- Born: 1964 (age 61–62) Mombasa, Kenya
- Died: May 2021 India
- Education: University of Nairobi London Business School University of Pretoria
- Occupation: Chief Executive Officer
- Years active: 1989 — present
- Known for: Management

= Sauda Rajab =

Kenyan female corporate executive (1964–2021)

Sauda Rajab (1964-2021) was a Kenyan corporate executive, who was the chief executive officer of Precision Air, a privately owned regional airline, based in Tanzania, operating in the countries of the African Great Lakes.

==Background and education==
She was born in Kenya's port-city of Mombasa, circa 1964. When the children were still young, their parents divorced, which led to their single father raising them. She graduated from the University of Nairobi and received post graduate training and education from he London Business School and the University of Pretoria.

==Career==
In 1989, Sauda Rajab was hired as a management trainee at the government-owned (30 percent as of September 2015), Kenya Airways . During the pre-hiring interview, she informed the panel of her desire to lead an airline some day, correctly predicting the future.

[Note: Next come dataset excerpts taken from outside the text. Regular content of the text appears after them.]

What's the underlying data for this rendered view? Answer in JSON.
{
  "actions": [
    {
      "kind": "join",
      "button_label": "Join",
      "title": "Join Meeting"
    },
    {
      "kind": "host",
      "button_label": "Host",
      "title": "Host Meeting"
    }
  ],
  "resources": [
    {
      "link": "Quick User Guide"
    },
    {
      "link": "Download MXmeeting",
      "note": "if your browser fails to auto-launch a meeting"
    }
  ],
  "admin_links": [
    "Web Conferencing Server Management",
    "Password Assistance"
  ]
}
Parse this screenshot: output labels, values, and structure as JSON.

Over the next 24 years, she rose through the ranks. She held several high-profile positions at KQ along the way, including as (a) General Manager for Kenya, (b) Regional General Manager for Europe, the Americas and Asia and her last position at KQ was as (c) General Manager for Cargo.

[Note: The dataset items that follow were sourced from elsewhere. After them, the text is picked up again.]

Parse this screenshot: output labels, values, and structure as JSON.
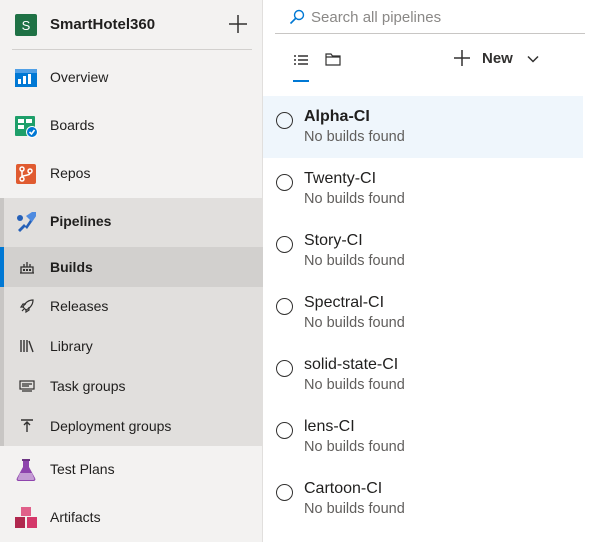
{
  "project": {
    "avatar_letter": "S",
    "name": "SmartHotel360"
  },
  "nav": {
    "overview": "Overview",
    "boards": "Boards",
    "repos": "Repos",
    "pipelines": "Pipelines",
    "sub": {
      "builds": "Builds",
      "releases": "Releases",
      "library": "Library",
      "task_groups": "Task groups",
      "deployment_groups": "Deployment groups"
    },
    "test_plans": "Test Plans",
    "artifacts": "Artifacts"
  },
  "search": {
    "placeholder": "Search all pipelines",
    "value": ""
  },
  "toolbar": {
    "new_label": "New"
  },
  "pipelines": [
    {
      "name": "Alpha-CI",
      "status": "No builds found"
    },
    {
      "name": "Twenty-CI",
      "status": "No builds found"
    },
    {
      "name": "Story-CI",
      "status": "No builds found"
    },
    {
      "name": "Spectral-CI",
      "status": "No builds found"
    },
    {
      "name": "solid-state-CI",
      "status": "No builds found"
    },
    {
      "name": "lens-CI",
      "status": "No builds found"
    },
    {
      "name": "Cartoon-CI",
      "status": "No builds found"
    }
  ],
  "colors": {
    "accent": "#0078d4",
    "project_avatar": "#1e7145",
    "selected_row": "#eff6fc"
  }
}
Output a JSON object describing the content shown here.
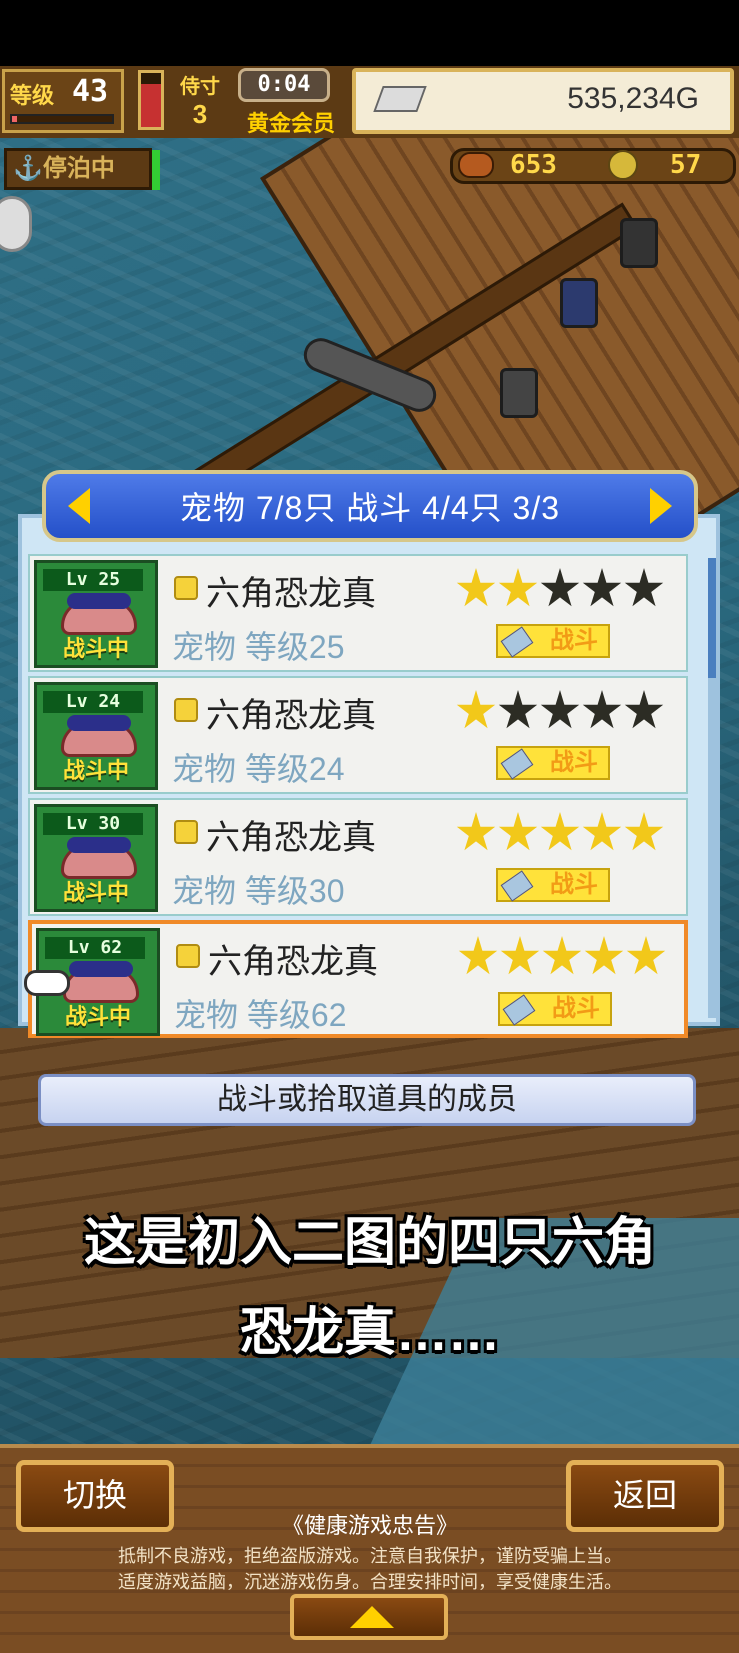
{
  "hud": {
    "level_label": "等级",
    "level": "43",
    "trophy_label": "侍寸",
    "trophy_count": "3",
    "clock": "0:04",
    "membership": "黄金会员",
    "gold": "535,234G",
    "dock_status": "停泊中",
    "food": "653",
    "coins": "57",
    "xp_fraction": 0.05,
    "gauge_fraction": 0.8
  },
  "dialog": {
    "title": "宠物 7/8只 战斗 4/4只  3/3",
    "description": "战斗或拾取道具的成员",
    "pets": [
      {
        "lv_badge": "Lv 25",
        "status": "战斗中",
        "name": "六角恐龙真",
        "level_text": "宠物 等级25",
        "stars": 2,
        "role": "战斗",
        "selected": false
      },
      {
        "lv_badge": "Lv 24",
        "status": "战斗中",
        "name": "六角恐龙真",
        "level_text": "宠物 等级24",
        "stars": 1,
        "role": "战斗",
        "selected": false
      },
      {
        "lv_badge": "Lv 30",
        "status": "战斗中",
        "name": "六角恐龙真",
        "level_text": "宠物 等级30",
        "stars": 5,
        "role": "战斗",
        "selected": false
      },
      {
        "lv_badge": "Lv 62",
        "status": "战斗中",
        "name": "六角恐龙真",
        "level_text": "宠物 等级62",
        "stars": 5,
        "role": "战斗",
        "selected": true
      }
    ]
  },
  "caption": {
    "line1": "这是初入二图的四只六角",
    "line2": "恐龙真……"
  },
  "bottom": {
    "switch_label": "切换",
    "back_label": "返回",
    "notice_title": "《健康游戏忠告》",
    "notice_line1": "抵制不良游戏，拒绝盗版游戏。注意自我保护，谨防受骗上当。",
    "notice_line2": "适度游戏益脑，沉迷游戏伤身。合理安排时间，享受健康生活。"
  },
  "colors": {
    "title_bar": "#2450c9",
    "gold_star": "#f2c81a",
    "selected_border": "#f08a28",
    "thumb_green": "#2b8a3a"
  }
}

On 1 March 2013, she was appointed as the managing director and Chief Executive Officer of Precision Air , where KQ owns 41.23 percent shareholding, as of 31 March 2016. Since her arrival at PW, she has instituted changes and is credited with partial recovery at the airline.

==Other considerations==
As managing director and CEO, she sits on the board of directors of PW, effective March 2013. As of March 2017, Sauda Rajab was one of a minimal number of women chief executives of private and public airlines in the world.